SELECT a.* FROM a JOIN b ON (a.id = b.id);

  • Run a Hive query using Tez

    • The Tez execution engine is the classic Map/Reduce engine but on steroids: instead of writing results to disk, it’s able to store results into memory. This speeds execution time greatly! Also it has advanced logic that will cut out unnecessary steps in a M/R execution plan. Highly recommended if it fits your use cases.
set hive.execution.engine=tez;

  • Run a Hive query using vectorization

    • Hive vectorization alleviates some of the load on CPUs for scans, filters, aggregates, and joins and speeds things up. Instead of looking at the table, row by row, Hive takes chunks (or vectors) of the table and runs the simple math on those chunks instead. That’s a hand-wavy explanation but it gets the point across. If you forget that this is set to true, it can break other queries and cause you all sorts of pain and agony. I generally only set it if I really need it.
set hive.vectorized.execution.enabled = true;

  • Output the execution plan for a Hive query

    • The ‘Explain’ command is nifty: it shows you what Hive is planning on doing when it sees your specific query. That involves showing you the number of stages that each mapper will go through to execute the query.
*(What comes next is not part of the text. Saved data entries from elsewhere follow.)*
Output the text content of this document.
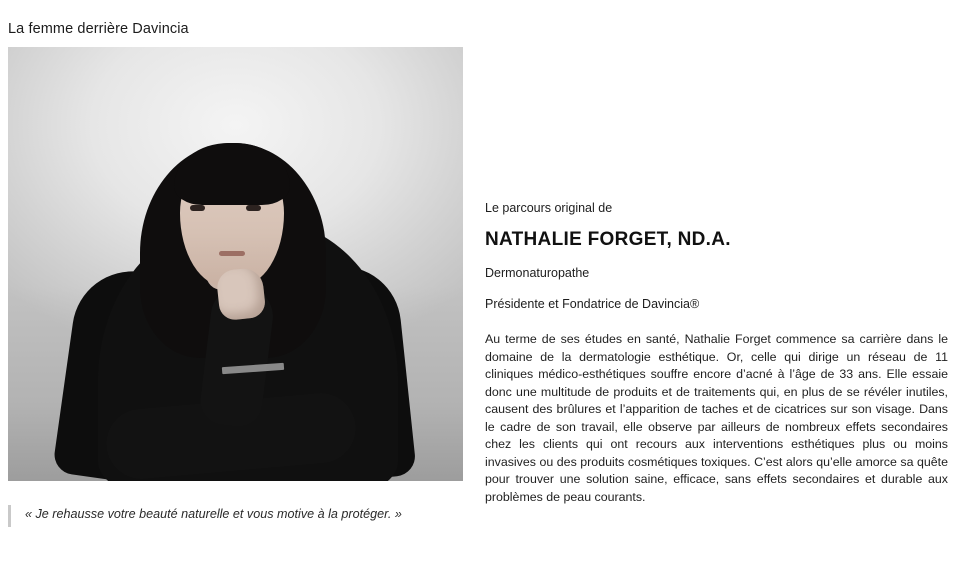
La femme derrière Davincia

Le parcours original de

NATHALIE FORGET, ND.A.

Dermonaturopathe

Présidente et Fondatrice de Davincia®

Au terme de ses études en santé, Nathalie Forget commence sa carrière dans le domaine de la dermatologie esthétique. Or, celle qui dirige un réseau de 11 cliniques médico-esthétiques souffre encore d’acné à l’âge de 33 ans. Elle essaie donc une multitude de produits et de traitements qui, en plus de se révéler inutiles, causent des brûlures et l’apparition de taches et de cicatrices sur son visage. Dans le cadre de son travail, elle observe par ailleurs de nombreux effets secondaires chez les clients qui ont recours aux interventions esthétiques plus ou moins invasives ou des produits cosmétiques toxiques. C’est alors qu’elle amorce sa quête pour trouver une solution saine, efficace, sans effets secondaires et durable aux problèmes de peau courants.

« Je rehausse votre beauté naturelle et vous motive à la protéger. »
This is good to know if you’re trying to optimize a query or something.
explain [query];

  • Use a subquery within a Hive query

    • Selection Inception. Coming this summer to a theatre near you.
select col from ( select a+b as col from <table_name2> ) <table_name1>;

  • Output data from a Hive query that is totally ordered across multiple reducers

    • This is order by: don’t let the bad grammar confuse you.
select * from text_table order by c1 asc;

  • Set a Hadoop or Hive configuration property from within a Hive query

    • We did this before with Tez and Hive Vectorization but here it is again.
set hive.execution.engine=tez;

That’s it! The third and final part of the HDPCD Exam study guide covers using Hive to analyze data in HDFS. Obviously, Hive is just one of the now many tools that you can use to run analysis in Hadoop. But it is a core tool and is in use at many companies all around the world.